Tatsächlich besorgniserregend ist allerdings etwas, das mir eine  vietnamesische Bekannte heute Morgen erzählt hat. Ihr Sohn (acht Jahre alt) sei weinend von der Schule nach Hause gekommen. Mitschüler hätten sich beschwert, er soll den Klassenraum verlassen und besser zuhause bleiben, weil er bestimmt Corona habe. Er käme ja "von da". Dass der Junge in Berlin geboren wurde und seine Familie zudem aus Vietnam und nicht aus China stammt, interessierte die fraglichen Mitschüler nicht.  

Dass Corona kein Spaß ist - keine Frage. Dass die Behörden im Zweifel Schulen schließen und Massen-Events wie die ITB oder die Leipziger Buchmesse abgesagt werden, macht vermutlich auch Sinn. Aber dass  in der Tagesschau darauf hingewiesen werden muss, wie man richtig Hände wäscht (!), lässt mich dann doch wieder am gesunden Menschenverstand einiger Mitbürger zweifeln.
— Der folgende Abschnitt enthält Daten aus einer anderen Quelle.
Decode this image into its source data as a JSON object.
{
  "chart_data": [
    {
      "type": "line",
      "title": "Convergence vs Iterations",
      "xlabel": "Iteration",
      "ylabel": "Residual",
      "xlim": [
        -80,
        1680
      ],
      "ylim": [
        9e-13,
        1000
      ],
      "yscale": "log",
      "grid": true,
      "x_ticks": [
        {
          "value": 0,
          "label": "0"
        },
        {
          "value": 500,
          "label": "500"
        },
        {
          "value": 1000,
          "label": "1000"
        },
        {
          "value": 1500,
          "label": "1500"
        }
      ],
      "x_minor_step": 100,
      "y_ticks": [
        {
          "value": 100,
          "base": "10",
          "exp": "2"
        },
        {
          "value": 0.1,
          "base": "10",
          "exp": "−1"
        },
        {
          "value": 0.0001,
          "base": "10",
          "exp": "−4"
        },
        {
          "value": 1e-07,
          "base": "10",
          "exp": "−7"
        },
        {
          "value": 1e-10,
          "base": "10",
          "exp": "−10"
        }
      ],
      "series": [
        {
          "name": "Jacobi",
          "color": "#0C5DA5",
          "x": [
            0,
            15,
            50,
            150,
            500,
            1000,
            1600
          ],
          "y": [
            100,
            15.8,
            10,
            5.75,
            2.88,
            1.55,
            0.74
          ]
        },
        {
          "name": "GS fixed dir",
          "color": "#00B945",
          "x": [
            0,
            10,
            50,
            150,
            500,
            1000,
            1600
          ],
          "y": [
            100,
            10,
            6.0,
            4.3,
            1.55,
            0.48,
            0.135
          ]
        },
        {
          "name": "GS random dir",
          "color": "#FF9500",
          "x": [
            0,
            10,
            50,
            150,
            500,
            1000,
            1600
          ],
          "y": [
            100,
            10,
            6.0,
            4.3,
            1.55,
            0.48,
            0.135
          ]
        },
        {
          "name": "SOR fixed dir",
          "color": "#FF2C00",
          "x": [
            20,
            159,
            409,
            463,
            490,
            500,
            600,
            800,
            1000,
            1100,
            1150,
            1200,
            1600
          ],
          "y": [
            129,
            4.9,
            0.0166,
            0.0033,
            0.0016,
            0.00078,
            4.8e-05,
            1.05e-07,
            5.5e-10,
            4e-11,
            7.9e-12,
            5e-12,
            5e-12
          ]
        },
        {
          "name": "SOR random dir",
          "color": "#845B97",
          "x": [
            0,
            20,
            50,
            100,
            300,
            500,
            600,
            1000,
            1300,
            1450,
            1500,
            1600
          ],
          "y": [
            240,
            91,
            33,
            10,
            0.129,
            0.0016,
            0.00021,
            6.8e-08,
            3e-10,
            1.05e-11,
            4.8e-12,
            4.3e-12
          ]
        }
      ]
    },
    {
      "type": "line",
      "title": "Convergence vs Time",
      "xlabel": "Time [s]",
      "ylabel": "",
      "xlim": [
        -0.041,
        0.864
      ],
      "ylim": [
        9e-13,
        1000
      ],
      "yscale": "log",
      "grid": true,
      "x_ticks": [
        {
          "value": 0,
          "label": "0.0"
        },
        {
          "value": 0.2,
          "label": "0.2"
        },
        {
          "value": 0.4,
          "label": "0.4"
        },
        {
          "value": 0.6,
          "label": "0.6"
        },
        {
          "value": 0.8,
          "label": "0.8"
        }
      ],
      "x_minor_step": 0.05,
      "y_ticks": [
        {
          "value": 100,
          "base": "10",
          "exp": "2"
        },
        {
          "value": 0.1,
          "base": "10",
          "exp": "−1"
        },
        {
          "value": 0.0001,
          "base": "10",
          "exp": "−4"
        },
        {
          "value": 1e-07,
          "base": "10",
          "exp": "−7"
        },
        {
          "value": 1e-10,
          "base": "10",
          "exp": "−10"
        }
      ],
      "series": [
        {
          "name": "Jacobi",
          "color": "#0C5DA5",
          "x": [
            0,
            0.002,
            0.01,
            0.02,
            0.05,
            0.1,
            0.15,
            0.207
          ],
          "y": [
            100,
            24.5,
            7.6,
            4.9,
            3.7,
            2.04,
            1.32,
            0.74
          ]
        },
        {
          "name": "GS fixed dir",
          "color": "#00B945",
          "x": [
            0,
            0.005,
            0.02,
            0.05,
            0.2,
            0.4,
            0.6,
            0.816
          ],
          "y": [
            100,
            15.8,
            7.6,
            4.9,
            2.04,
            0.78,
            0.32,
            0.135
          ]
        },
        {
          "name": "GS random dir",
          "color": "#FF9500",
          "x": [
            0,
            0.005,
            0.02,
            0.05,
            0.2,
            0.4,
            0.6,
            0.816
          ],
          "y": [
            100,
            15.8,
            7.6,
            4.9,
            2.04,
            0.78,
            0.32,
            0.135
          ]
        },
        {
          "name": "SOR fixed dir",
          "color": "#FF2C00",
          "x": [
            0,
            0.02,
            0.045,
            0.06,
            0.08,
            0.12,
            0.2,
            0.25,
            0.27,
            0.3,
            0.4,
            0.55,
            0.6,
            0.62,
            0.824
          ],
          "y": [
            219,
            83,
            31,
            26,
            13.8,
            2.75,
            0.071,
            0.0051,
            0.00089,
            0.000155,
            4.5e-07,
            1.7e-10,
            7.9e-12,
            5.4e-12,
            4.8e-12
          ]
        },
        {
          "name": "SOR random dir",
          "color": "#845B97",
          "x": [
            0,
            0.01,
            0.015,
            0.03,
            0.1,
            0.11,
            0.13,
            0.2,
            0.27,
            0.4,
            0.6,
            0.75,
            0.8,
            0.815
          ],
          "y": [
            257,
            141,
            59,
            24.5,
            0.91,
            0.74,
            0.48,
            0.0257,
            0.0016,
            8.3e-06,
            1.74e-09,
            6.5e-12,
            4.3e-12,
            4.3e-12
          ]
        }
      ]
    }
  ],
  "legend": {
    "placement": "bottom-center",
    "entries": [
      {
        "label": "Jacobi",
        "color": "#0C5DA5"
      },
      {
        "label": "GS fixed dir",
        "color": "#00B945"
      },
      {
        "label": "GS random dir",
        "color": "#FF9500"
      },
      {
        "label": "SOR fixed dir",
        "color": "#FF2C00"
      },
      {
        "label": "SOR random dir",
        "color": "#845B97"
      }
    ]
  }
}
PS: Ein Gutes könnten die derzeitigen Hamsterkäufe dann übrigens doch haben. Sollten die sammelwütigen Mitmenschen in den kommenden Wochen merken, dass sie all das, was sie gekauft haben, unmöglich verbrauchen können, hier ein Tipp: Einfach mal nach Griechenland spenden. Denn dort droht tatsächlich eine humanitäre Katastrophe. Auch ohne Corona.